Trick Mirror was written between the spring of 2017 and the fall of 2018, and finds Tolentino making her way through a time in American history that often communicates in the language of absurdity. It's a period that, writes Tolentino, taught her "to suspend ... desire for a conclusion, to assume that nothing is static and renegotiation is perpetual, to hope primarily that little truths will keep emerging in time." Tolentino finds these little truths in just about every corner of American cultural life. Her best pieces read like viral Twitter threads written by the Frankfurt School, seamlessly blending cynical humor with academic rigor.

Stories about the toxicity of the internet are not new, but what's interesting here is how our writer is so uniquely implicated in her subject.

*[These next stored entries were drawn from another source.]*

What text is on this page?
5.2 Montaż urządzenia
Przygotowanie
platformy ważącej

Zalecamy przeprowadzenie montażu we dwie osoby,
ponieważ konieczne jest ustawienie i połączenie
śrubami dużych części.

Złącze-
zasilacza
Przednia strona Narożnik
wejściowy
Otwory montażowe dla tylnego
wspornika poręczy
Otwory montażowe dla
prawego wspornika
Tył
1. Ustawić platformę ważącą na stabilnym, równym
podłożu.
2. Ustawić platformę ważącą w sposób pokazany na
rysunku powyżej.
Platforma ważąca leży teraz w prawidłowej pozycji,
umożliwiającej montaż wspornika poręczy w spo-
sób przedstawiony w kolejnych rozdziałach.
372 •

As somebody who could be considered very online even during the early days of the internet, and who is now dependent on the internet for her livelihood, there are few forced to navigate it's machinery the way she is. 

"I don't know what to do with the fact that I myself continue to benefit from all this: that my career is possible in large part because of the way the Internet collapses identity, opinion and action," she writes. It's this kind of constant self-awareness and inward inquiry that give Trick Mirror its most chewable moments.

 More often than not, the essays here end up concluding with a well-articulated shrug of the shoulders. If you're expecting feminist praxis, or ways of repairing the many broken and flawed systems being critiqued in Trick Mirror, you won't find much of either here.

But there's an undeniable catharsis in seeing such a great writer lucidly communicate the conditions of our most absurd forms of misery. 

I can't stop thinking about the way Tolentino describes the shame of turning off her social-media blockers and reveling in the pleasures of the internet like some unhinged degenerate. 

"I'll sit there like a rat pressing the lever, like a woman repeatedly hitting myself on the forehead with a hammer, masturbating through the nightmare until I finally catch the gasoline whiff of a good meme," she writes. It's a line that made me genuinely laugh — until I thought more about the nightmare.